Enseguida me dio otra habitación,
en el piso de arriba, más grande y que daba a la parte de atrás en lugar de a
la carretera, con lo que había menos ruido. Nos fuimos a cenar a una terraza
con precios muy económicos, en las inmediaciones de la calle Alfonso XII, donde
estuvimos el día anterior, que es la zona de más ambiente de allí. Al día
siguiente, gracias a la insistencia de Mª José, nos abrieron el comedor
temprano, aunque aún no era la hora de abrir, para que pudiéramos desayunar, y
vimos desplegada una puerta de acordeón corredera que dividía la sala, para
tapar los cubos con los que recogian el agua que se filtraba por el
techo, justo donde estaba la que fue mi habitación. Nos dijeron que Juan había recogido lo
menos 20 cubos, y la persona que le siguió cuando acabó su turno a las 10 se
pasó recogiendo agua toda la noche porque no había dejado de salir. La
residencia estaba llena, pero siempre dejaban libres un par de habitaciones
para cualquier eventualidad. Los de la habitación de al lado, un matrimonio con
niños pequeños, no se quisieron cambiar hasta el día siguiente, a pesar de tener
la llave de paso cortada. Nos despedimos de Juan con dos besos, y Miguel Ángel con un apretón de manos, pensando seguro
el hombre que menos mal que ya se iban esas pesadas que la iban armando allá
donde fueran.
A la estación marítima se llegaba
en taxi en 5 minutos. Aunque íbamos un poco justos de hora aún nos sobró
tiempo. Da gusto cuando se está en un sitio donde las distancias son cortas. El
viaje nos había sabido a poco, por lo que al día siguiente, domingo, para
aprovechar lo que quedaba de las vacaciones, y mientras Miguel Ángel se iba con
su padre a una finca que tiene uno de sus tíos, Mª José y yo nos fuimos al
Escorial. Jornada de campo para todos. Ya habíamos estado hace años cuando hacíamos senderismo y visitamos
la Silla de Felipe II, pero ella no conocía La Herrería. Compramos magdalenas
en una panadería del pueblo, que tenía cola porque todo lo que hacen allí es
delicioso, que era donde comprábamos el pan cuando iba con mi familia de pequeña. Las
terrazas estaban llenas. Vi que habían abierto negocios nuevos, uno de
ellos en la plaza del Ayuntamiento, una cafetería muy bonita que lucía en sus
expositores unos dulces y unas empanadas con una pinta increíble.

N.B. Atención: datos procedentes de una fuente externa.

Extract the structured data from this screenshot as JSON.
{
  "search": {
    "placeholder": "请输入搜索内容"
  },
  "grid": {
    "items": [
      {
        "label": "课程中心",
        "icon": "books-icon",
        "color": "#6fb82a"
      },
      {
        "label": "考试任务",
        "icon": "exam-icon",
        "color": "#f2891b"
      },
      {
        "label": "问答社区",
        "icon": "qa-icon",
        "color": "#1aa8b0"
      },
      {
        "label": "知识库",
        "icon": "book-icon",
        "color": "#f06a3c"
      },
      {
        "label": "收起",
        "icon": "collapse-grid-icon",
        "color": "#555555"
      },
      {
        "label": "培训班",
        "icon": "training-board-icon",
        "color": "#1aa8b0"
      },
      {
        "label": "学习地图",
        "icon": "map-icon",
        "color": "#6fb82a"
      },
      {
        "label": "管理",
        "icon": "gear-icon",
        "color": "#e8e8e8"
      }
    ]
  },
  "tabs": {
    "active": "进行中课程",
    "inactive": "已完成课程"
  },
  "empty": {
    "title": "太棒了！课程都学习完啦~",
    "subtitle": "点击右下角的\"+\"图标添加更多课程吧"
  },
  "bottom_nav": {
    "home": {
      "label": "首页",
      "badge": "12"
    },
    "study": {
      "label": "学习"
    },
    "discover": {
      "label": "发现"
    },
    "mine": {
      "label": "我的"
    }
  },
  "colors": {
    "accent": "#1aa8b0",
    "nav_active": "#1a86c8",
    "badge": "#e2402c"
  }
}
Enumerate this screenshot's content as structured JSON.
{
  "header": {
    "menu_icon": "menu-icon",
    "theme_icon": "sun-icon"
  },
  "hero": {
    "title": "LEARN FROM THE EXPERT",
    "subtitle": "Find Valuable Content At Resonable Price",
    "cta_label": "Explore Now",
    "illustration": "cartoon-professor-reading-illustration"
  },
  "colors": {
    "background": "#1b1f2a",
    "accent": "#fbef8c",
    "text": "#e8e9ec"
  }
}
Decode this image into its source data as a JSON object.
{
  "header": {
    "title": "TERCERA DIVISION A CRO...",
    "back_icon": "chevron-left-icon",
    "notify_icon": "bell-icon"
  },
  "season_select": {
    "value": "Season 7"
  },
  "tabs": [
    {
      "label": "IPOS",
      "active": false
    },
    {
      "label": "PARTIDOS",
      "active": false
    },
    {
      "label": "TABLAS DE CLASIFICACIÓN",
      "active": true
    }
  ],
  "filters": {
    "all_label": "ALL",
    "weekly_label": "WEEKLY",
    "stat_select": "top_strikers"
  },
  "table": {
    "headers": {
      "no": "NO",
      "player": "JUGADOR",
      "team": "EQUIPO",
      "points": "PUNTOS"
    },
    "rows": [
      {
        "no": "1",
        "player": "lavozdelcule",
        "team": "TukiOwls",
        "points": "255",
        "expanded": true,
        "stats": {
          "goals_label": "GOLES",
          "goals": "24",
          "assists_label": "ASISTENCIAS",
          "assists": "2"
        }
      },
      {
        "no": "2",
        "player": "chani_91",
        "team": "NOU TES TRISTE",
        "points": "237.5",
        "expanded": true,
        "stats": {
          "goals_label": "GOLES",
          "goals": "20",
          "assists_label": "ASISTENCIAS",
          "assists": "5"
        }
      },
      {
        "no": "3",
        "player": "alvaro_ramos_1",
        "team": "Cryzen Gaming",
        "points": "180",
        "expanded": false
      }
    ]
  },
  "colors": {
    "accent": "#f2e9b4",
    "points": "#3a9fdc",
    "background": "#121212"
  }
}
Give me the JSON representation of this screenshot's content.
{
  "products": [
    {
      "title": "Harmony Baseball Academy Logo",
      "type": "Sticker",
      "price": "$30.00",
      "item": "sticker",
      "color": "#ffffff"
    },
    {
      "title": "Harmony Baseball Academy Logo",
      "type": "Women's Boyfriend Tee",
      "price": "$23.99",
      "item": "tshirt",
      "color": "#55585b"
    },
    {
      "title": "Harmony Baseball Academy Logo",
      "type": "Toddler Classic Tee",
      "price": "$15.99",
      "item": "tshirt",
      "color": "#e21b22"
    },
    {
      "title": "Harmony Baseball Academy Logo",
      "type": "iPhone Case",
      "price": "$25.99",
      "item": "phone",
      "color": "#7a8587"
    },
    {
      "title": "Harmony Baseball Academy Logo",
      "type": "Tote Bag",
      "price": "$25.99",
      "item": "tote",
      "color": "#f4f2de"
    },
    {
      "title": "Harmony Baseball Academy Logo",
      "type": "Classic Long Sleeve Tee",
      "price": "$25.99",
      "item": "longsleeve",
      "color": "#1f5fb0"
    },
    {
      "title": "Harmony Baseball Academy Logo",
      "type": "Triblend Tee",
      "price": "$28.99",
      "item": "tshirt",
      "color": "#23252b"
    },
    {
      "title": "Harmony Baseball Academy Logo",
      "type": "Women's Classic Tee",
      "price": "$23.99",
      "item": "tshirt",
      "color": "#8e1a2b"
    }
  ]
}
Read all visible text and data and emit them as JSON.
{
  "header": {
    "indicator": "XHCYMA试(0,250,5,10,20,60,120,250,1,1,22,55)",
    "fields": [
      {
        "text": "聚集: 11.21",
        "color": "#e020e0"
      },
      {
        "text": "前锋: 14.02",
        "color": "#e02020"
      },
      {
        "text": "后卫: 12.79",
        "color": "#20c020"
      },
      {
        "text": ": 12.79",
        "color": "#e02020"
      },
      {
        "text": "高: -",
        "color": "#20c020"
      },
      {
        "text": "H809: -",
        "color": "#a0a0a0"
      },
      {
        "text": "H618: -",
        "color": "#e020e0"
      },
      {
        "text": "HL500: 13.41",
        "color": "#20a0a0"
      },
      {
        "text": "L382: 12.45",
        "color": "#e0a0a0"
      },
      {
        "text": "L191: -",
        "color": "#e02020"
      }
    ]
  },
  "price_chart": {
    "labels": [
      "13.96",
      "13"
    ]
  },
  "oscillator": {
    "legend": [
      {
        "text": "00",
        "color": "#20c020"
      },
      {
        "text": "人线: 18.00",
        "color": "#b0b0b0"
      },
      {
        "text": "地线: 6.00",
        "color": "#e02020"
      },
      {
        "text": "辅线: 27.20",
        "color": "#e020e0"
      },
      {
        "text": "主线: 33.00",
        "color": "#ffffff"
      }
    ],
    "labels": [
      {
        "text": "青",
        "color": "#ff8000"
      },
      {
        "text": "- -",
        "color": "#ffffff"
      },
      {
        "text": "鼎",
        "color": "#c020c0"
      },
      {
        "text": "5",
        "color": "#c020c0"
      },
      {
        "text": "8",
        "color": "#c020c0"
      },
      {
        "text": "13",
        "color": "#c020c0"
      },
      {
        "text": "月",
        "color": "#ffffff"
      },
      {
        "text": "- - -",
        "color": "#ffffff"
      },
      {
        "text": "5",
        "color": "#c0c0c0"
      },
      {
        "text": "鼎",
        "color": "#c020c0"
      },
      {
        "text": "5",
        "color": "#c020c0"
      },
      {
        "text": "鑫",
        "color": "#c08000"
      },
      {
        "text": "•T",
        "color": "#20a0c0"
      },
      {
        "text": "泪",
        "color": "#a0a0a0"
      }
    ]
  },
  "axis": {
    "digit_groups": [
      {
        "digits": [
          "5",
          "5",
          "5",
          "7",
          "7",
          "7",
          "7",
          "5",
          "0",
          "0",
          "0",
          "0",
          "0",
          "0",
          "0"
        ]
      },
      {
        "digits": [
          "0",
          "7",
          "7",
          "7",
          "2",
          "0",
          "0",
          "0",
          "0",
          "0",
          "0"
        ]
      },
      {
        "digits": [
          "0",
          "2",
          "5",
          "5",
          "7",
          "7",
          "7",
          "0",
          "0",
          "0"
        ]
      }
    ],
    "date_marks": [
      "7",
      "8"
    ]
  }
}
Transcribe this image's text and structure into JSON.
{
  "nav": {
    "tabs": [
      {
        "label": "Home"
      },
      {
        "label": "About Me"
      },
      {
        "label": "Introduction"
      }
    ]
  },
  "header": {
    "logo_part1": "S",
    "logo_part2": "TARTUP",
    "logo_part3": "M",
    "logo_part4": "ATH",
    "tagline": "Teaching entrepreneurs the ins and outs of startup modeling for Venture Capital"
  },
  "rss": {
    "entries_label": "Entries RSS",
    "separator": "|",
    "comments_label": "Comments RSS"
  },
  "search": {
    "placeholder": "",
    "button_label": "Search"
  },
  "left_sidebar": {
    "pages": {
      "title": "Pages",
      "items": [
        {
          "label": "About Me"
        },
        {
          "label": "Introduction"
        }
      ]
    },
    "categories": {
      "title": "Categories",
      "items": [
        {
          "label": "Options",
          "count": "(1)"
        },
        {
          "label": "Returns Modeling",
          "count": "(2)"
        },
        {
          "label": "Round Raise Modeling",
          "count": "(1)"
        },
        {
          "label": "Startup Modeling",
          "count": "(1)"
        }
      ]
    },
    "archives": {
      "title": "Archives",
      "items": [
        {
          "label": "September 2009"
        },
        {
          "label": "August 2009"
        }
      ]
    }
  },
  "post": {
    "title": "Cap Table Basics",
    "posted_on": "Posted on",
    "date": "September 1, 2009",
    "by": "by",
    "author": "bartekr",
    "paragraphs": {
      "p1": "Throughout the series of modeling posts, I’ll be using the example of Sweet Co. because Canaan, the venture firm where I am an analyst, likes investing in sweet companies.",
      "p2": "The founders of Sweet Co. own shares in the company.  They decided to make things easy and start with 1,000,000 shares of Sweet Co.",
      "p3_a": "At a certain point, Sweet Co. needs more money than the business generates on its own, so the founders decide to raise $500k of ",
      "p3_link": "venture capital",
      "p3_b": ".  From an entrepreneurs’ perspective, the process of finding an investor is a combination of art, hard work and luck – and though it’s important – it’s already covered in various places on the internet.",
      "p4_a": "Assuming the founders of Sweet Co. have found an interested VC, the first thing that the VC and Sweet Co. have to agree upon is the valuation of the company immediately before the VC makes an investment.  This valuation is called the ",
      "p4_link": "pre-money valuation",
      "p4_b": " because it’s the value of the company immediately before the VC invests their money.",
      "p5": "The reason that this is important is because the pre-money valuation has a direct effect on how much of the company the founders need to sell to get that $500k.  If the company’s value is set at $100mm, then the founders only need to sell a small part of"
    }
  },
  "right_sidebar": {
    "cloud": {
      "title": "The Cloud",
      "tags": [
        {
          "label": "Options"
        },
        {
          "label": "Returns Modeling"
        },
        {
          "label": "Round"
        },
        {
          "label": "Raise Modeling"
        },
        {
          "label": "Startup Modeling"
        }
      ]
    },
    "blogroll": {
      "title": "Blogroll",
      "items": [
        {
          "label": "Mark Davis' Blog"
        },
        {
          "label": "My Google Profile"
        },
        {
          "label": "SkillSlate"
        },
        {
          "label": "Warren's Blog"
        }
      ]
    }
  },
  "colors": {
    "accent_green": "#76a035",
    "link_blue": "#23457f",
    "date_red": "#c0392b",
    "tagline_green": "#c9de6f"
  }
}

El campo estaba verde pero aún
había pocas flores. Hasta mayo no empezarán a salir. Había gente diseminada por
las mesas con bancos, y nosotras nos pusimos en el que suelo ocupar cuando voy
con mi familia. Yo me tumbé al sol después de comer y lo debí coger todo yo
porque luego estaba como un cangrejo, cosa que me pasa siempre que voy
allí. Miguel Ángel también volvió rojísimo de la finca de su tío, porque
también le estuvo dando bien el aire y el sol.
Un perro de caza muy juguetón apareció por
allí y sin darme tiempo a reaccionar se llevó en sus fauces mi botella de agua.
El dueño, que estaba con su mujer y otra pareja cerca de allí, se disculpó y me
trajo otra, pero ya estaba empezada y la tiré a la basura en cuanto pude. El
monasterio dejaba oir sus campanadas de vez en cuando, y escuchar el canto de
los pájaros era muy relajante.
Por la tarde hicimos una breve
visita al Monasterio. En el control de entrada hice una broma con la vigilante
acerca de mi bolsita de magdalenas que pasaba por el escáner, y ella siguió la
guasa señalando a otra compañera, metida en un chiscón acristalado, que decía
tener hambre, aunque se estaba comiendo unas galletas. En el interior tuvimos
la suerte de coincidir cuando estaban tocando el órgano, aunque había pocas personas allí para
disfrutarlo. Volvimos deprisa por el atajo hacia la estación, pues casi
perdemos el tren. Un niño de unos 4 años nos dio la serenata durante el trayecto, llorando y
gritando muerto de sueño porque quería estar con su mamá y su papá.
Estaba preocupada antes de este
viaje por si Miguel Ángel se fuera a encontrar mal mientras estuviéramos por
ahí, pero lo cierto es que lo ha pasado bien y le ha sentado mejor. Se rió
mucho con los piques de Mª José y Juan, y con sus ocurrencias. Ella le trata
con afecto y él está a gusto. Miguel Ángel era como un osito amoroso, cariñoso,
atento y dulce. No sé cuándo será la siguiente escapada, habrá que recuperar un
poco el cash, pero espero que sea tan estupenda como esta como poco. Las
vacaciones pasan demasiado deprisa.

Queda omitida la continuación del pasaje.